WVAC 911: Lessons from EMS — Forming a general impression

As an EMT, when you get on scene, there can be a lot going on. It’s generally a new environment, such as a house you’ve never been to, and the fire department and/or the police department may be on scene.

Once we have determined the scene is safe, we have to block out all the noise and distractions and focus our attention to the signs that help us form a general impression of the patient. If it is a motor vehicle accident, then the condition of the car will give us indications as to what to look for.

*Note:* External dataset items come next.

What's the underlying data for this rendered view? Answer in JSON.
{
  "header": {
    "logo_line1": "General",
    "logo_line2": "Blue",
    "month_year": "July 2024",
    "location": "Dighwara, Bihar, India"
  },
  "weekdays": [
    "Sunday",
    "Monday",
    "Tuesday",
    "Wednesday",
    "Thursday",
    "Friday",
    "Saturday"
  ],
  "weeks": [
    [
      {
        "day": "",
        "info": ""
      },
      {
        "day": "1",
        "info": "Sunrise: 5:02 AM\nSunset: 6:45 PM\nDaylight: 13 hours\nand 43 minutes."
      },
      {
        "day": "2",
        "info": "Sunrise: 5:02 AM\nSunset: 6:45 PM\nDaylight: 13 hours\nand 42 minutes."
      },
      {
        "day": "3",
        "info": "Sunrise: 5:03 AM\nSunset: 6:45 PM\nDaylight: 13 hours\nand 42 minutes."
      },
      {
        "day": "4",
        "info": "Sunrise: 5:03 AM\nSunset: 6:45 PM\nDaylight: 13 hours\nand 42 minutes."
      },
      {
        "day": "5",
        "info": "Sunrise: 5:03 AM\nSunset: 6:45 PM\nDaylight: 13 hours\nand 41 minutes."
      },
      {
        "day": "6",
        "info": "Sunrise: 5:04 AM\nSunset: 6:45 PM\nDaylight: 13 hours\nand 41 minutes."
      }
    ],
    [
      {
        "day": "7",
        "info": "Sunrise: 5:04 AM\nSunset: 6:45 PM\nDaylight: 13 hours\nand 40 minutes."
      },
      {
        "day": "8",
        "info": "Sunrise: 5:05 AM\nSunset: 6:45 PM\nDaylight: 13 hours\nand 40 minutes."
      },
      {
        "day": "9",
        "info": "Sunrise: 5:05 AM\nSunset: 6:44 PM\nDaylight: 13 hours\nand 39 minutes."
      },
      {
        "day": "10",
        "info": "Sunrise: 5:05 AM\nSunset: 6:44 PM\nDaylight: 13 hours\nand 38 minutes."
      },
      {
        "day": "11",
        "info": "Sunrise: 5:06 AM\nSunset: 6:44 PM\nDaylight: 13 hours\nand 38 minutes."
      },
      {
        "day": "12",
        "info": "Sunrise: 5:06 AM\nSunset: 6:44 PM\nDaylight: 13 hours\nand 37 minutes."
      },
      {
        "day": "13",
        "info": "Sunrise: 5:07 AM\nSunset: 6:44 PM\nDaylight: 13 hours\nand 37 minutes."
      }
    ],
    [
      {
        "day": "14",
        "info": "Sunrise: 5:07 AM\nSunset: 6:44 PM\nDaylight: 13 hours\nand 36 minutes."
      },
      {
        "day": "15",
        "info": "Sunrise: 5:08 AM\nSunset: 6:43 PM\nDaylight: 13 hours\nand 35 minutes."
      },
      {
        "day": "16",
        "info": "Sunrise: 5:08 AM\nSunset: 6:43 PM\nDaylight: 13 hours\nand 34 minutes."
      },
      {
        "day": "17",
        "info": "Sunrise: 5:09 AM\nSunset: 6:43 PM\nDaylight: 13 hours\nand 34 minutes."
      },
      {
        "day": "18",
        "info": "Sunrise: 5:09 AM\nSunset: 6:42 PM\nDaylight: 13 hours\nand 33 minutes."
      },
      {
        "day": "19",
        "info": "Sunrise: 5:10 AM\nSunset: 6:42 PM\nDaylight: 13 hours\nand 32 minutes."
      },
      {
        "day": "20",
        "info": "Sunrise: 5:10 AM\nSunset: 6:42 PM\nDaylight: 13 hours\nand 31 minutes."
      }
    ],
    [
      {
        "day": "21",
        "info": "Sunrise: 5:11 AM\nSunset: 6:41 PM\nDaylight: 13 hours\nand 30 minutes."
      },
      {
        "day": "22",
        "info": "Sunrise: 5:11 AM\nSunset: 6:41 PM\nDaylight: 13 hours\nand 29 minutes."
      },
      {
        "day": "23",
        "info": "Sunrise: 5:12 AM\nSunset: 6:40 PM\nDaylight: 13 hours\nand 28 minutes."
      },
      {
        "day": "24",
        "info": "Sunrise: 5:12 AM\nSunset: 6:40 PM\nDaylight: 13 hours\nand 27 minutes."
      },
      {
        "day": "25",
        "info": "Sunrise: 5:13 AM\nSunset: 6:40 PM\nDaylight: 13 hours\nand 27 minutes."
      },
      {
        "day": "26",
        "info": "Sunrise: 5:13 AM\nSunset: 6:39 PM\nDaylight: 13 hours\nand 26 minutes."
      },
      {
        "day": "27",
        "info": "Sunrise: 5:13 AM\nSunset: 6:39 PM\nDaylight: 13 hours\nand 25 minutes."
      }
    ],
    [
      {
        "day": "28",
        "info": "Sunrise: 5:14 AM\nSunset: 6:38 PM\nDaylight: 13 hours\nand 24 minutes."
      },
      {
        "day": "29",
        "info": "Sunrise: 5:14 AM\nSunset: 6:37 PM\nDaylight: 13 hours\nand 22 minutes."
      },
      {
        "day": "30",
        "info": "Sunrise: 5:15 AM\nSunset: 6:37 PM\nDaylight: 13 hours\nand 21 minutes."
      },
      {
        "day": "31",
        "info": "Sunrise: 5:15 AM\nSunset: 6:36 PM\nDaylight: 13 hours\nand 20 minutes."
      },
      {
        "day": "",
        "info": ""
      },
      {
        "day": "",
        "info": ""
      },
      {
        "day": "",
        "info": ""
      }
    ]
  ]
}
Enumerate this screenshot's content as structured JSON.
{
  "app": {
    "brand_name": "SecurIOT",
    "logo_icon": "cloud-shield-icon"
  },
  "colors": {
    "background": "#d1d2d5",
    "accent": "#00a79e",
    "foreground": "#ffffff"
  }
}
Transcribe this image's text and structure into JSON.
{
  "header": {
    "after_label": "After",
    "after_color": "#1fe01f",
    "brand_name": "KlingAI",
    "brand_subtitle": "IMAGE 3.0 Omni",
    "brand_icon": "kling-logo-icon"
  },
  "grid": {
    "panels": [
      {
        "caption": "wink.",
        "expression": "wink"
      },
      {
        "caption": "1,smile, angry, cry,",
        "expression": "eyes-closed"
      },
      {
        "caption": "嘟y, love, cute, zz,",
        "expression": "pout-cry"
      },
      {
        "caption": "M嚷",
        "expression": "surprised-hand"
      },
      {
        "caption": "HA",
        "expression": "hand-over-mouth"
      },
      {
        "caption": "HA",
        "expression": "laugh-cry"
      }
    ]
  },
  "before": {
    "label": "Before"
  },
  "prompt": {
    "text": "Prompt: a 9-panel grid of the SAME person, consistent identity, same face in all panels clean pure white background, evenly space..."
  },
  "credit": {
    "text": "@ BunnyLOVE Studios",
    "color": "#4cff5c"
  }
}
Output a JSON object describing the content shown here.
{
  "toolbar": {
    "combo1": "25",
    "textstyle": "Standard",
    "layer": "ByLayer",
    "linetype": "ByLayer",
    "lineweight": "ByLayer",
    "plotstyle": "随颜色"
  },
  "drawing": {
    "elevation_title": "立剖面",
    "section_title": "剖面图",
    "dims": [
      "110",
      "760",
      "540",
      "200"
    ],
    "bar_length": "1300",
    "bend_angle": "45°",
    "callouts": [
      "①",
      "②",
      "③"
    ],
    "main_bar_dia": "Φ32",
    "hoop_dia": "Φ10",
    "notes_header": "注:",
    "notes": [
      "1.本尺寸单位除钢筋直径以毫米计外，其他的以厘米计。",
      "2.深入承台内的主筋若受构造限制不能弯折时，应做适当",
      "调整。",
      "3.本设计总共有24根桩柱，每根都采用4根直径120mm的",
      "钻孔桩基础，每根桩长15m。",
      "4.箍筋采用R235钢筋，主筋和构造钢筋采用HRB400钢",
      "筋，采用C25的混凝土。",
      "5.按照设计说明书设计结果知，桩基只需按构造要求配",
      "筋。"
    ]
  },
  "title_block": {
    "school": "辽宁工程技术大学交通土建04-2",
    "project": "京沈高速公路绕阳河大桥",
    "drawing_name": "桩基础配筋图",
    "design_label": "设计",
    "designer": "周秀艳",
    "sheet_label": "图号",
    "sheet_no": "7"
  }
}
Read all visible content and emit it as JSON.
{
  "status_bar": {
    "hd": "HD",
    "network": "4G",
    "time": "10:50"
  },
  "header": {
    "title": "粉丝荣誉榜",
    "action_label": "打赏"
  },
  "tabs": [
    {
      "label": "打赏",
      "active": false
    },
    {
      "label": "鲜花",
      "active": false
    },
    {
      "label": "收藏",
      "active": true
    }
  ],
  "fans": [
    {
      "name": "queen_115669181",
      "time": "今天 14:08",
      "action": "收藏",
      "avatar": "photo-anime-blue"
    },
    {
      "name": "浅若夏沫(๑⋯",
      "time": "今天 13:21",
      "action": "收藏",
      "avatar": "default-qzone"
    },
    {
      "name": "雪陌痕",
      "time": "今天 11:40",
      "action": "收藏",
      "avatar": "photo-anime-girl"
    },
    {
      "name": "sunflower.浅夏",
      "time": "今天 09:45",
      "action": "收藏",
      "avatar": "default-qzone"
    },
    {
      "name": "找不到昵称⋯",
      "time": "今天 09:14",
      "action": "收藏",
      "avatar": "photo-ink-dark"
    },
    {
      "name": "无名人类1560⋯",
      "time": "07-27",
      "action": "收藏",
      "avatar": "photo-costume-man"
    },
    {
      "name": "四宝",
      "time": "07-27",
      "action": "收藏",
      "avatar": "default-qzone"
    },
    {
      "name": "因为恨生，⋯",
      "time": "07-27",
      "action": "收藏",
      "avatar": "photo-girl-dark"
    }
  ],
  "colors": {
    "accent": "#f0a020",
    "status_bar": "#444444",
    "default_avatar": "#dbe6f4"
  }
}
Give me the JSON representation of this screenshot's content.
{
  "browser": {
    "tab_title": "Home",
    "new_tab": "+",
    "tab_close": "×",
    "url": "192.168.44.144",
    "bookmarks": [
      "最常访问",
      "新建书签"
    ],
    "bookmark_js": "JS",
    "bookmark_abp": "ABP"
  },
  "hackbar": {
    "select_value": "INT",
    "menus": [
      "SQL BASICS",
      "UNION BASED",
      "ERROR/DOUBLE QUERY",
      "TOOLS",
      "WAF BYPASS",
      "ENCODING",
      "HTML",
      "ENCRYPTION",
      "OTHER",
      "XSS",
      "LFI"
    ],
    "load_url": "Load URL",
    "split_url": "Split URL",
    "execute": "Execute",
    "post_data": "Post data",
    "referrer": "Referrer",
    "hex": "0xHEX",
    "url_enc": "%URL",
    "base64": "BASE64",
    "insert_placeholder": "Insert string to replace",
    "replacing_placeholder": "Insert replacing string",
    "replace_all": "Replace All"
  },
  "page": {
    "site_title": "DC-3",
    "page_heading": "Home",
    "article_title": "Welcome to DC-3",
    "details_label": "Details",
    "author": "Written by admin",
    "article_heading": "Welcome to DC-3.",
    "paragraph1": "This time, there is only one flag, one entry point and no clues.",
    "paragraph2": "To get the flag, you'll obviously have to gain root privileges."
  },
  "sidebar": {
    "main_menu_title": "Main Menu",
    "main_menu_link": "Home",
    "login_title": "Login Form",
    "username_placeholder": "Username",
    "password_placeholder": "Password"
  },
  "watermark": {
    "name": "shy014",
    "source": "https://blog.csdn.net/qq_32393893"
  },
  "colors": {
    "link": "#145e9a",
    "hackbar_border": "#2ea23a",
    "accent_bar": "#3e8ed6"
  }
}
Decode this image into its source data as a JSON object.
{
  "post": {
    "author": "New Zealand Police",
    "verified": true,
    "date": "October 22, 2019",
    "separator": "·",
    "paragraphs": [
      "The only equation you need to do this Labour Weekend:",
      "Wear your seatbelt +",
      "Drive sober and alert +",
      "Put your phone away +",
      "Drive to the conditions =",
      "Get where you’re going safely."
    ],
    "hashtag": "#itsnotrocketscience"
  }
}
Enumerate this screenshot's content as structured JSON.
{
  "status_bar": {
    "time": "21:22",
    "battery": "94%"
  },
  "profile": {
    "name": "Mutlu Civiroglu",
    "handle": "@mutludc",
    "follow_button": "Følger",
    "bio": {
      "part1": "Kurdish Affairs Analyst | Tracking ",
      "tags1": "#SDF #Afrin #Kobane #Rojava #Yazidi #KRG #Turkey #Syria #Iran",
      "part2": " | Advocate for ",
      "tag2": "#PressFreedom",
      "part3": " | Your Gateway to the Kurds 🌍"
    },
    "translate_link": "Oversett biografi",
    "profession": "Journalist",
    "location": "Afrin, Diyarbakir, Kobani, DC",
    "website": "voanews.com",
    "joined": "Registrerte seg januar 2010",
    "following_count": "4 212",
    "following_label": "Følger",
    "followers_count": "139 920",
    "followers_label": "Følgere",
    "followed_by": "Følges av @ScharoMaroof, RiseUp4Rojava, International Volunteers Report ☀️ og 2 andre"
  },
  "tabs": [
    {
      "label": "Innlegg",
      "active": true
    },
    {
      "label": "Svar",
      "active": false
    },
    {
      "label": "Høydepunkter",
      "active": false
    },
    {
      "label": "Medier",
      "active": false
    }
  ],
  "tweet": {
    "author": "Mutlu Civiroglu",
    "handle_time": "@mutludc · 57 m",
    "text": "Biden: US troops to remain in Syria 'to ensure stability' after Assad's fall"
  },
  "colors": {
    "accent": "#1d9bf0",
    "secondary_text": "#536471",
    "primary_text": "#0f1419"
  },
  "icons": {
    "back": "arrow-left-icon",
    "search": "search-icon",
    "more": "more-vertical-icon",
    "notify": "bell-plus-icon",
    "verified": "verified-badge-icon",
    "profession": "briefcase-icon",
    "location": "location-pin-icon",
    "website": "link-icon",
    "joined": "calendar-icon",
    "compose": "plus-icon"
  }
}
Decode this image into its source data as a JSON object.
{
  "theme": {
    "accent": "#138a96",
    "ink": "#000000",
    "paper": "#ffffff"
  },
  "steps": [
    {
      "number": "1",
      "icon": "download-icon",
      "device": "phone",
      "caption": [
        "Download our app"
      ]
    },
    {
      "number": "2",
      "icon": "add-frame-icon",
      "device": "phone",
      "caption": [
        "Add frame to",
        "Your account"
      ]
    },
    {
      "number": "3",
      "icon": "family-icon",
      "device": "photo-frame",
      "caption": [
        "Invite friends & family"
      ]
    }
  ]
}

  • Were the airbags deployed?

  • Did the vehicle roll over?

  • Is there a “starburst” on the windshield (an indication that the occupant may have struck the windshield with his or her head)?

  • Is there intrusion into the passenger compartment where a patient was sitting?

  • Was the vehicle struck from behind, head on, or on the side (all of which will give us clues as to the suspected injuries we might encounter that may not be obvious when looking at the patient who is unable to speak to us)?

When a patient is unable to communicate with us, the patient’s location and position also give a clear indication of the person’s potential condition. In a car accident, is the patient slumped over the steering wheel or lying down outside the car? If we are walking into a residence, we note if the patient is on the floor, sitting on the couch, lying in bed, or in what we call the tripod position (indicating difficulty breathing). Are there any signs of trauma or blood?

All of the above considerations or observations occur in the brief seconds we approach the patient and/or scene. Once we see the patient, we start immediately forming a general impression of the patient’s condition, taking note of whether the patient is agitated or restless, their skin pallor, whether they are working hard to breathe, whether they look at us and respond to us when we speak to them.

Despite the presence of many first responders on a scene (police and fire), the EMT and in some cases a paramedic will take responsibility of patient care when they arrive on scene. On my first call with WVAC, I was so impressed with my crew chief. It was a car accident on a back road, late on a rainy night. When we arrived, police and fire were there controlling the scene and assessing the patient who was leaning up against a fence. The car had significant damage and intrusion into the passenger compartment. My crew chief hopped out of the ambulance and made her way straight for the patient. She was updated on the status of the patient condition from fire personnel on scene and assumed patient care. Once satisfied the patient was stable, she headed back out to inspect the vehicle’s damage. She kept her head, and relied on her training. In a short period of time she had to digest what the patient told her and process what she observed with the condition of the vehicle. Her level of confidence and care of the patient, all while teaching me, was admirable. I knew right then and there that I had joined the right service, with WVAC.

Forming a general impression is one of the more important lessons I’ve taken from EMT training. Becoming an EMT has helped me pause and be aware of the person in front of me. Everyone has stuff going on with them, and if we care about people, we need to try to cut through the noise to get a general impression of how they are doing.

Whether the fire department, police or EMS are the first to arrive on scene for your medical emergency, we are all focused on getting you the care you need.